Голос Шона. Ее рука упала, и несколько лепестков слетели на пол. Что-то в интонации и тембре голоса Шона лишило ее присутствия духа. Хотя он ее больше не интересовал, сам факт, что когда-то он ее бросил, заставлял ее злиться.
– Я слышал, что случилось. Взлом и все такое. Это очень опасно, Никки. Надеюсь, у тебя все нормально. Перезвони, ладно? – Ага, после дождичка в четверг! – Мой мобильный…
Она не стала записывать телефон. Перезванивать тоже не собиралась – ни ему, ни кому-то еще. Даже Симоне. Сегодня на это нет времени. Надо написать еще одну статью про Гробокопателя, раз уж появились новые сведения…
Снова раздалось пиканье – еще одно голосовое сообщение. Она включила его, но послания не было. Звонивший, должно быть, передумал. На заднем плане слышался какой-то гул, а потом трубку с щелчком положили.
Перезвонят, подумала она и переключила внимание на компьютер: надо снова проверить почту и заняться следующей статьей. Там были те же пожелания и просьбы, что и по телефону. Но от Гробокопателя – ничего.
Никаких танцующих гробов или разлагающихся тел.

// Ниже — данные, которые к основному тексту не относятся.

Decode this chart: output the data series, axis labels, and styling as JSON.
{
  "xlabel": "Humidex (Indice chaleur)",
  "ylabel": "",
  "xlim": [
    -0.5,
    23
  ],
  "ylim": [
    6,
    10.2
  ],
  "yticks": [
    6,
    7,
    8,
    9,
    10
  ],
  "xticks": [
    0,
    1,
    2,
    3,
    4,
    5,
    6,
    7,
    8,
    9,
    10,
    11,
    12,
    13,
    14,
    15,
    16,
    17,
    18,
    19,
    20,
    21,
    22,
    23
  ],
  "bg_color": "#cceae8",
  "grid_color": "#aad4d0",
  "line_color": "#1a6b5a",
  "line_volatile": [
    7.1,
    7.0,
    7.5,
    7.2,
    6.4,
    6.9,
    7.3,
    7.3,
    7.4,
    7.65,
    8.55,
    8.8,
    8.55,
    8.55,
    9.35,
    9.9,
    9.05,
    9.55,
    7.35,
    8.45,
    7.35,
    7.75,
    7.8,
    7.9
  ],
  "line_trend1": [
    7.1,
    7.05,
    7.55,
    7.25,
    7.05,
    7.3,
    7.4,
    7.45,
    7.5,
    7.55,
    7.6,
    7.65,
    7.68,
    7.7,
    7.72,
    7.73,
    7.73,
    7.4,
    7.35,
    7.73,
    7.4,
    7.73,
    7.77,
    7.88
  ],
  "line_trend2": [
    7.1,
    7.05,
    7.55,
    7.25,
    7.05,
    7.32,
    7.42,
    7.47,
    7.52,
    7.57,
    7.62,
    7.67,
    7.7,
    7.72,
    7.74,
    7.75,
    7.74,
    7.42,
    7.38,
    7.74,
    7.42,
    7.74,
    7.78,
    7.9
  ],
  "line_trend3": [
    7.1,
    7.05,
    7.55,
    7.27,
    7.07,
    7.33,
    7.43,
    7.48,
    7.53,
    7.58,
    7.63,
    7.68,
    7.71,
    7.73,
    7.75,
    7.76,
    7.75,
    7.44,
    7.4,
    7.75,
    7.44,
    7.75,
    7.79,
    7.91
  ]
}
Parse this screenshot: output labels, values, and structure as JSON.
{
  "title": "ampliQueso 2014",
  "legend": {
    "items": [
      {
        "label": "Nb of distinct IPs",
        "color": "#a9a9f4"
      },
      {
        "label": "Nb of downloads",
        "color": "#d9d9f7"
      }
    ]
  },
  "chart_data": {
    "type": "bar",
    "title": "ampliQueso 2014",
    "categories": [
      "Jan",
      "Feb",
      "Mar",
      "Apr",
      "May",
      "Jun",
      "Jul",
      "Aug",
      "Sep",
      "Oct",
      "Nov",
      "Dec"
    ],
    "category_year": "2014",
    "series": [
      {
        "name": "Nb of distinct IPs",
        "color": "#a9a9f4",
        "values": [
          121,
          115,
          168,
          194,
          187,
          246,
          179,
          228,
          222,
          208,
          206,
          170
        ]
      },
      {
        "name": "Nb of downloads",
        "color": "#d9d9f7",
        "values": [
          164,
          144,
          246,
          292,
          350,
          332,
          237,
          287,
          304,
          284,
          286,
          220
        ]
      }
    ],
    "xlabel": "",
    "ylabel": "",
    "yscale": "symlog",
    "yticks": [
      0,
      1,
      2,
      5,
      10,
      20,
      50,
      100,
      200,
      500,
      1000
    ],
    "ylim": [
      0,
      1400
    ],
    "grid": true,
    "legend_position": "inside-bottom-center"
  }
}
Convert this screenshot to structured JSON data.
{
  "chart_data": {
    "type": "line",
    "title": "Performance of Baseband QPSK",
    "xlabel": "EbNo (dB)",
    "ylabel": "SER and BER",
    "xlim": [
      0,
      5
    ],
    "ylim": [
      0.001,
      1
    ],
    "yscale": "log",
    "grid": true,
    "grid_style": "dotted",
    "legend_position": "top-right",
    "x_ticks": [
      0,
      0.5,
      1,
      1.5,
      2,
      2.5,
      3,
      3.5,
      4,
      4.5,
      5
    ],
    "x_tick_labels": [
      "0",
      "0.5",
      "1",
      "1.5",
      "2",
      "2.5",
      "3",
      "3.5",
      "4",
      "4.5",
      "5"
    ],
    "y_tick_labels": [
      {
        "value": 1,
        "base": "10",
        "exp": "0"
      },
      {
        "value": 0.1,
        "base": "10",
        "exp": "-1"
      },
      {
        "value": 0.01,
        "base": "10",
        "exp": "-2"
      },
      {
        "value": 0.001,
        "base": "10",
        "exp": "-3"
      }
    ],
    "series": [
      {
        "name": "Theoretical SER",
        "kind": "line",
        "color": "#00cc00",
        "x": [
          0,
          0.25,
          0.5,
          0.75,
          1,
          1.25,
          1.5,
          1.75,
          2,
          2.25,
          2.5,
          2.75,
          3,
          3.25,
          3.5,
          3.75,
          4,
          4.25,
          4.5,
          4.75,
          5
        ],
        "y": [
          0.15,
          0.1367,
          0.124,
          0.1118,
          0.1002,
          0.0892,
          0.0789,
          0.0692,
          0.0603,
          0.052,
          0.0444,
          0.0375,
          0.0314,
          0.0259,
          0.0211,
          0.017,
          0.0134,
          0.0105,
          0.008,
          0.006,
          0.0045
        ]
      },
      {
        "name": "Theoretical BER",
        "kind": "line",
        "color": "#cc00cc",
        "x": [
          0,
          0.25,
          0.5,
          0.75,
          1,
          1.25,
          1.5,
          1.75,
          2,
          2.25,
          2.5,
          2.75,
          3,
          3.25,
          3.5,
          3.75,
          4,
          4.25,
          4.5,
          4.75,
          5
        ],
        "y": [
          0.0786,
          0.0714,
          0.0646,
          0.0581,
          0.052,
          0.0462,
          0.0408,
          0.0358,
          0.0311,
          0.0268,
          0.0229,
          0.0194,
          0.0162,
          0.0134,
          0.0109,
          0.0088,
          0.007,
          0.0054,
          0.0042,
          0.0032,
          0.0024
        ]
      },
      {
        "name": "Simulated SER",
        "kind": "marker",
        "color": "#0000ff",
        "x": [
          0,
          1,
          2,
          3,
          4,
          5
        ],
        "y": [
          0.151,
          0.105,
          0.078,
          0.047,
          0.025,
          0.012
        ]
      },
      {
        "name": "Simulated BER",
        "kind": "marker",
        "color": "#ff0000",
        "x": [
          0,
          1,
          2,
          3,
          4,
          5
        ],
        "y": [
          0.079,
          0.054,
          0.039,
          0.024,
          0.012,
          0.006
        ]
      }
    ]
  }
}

Она постучала карандашом по столу. Значит, пока убийца молчит.
Это хорошо. Правда?
Или это просто затишье перед бурей?
– Никки! Я тебя не слышу. Ты куда-то пропадаешь. – Симона выходила из квартиры и пыталась раскрыть зонтик – со спортивной сумкой в руках и телефоном, прижатым к уху плечом. На редкость неудобно разговаривать. Голос Никки обрывался и искажался. Его было невозможно расслышать из-за свиста ветра и шлепанья крупных капель дождя.
– Симона… встретимся в…
– Встретимся где? Ты сегодня должна быть на занятиях, не забыла? – Симона наступила в лужу и зацепилась ручкой зонтика за ограду стоянки. Ледяные капли стекали по ее волосам. – Черт возьми. – У Никки есть маленький недостаток: она чокнутая. Просто-напросто. Но Симона любила ее, и не только потому, что Никки была сестрой Эндрю и единственным членом семьи Жи-летт, кто общался с нею, хотя это и само по себе кое-что. – Только не говори, что ты опять собралась прогулять занятия.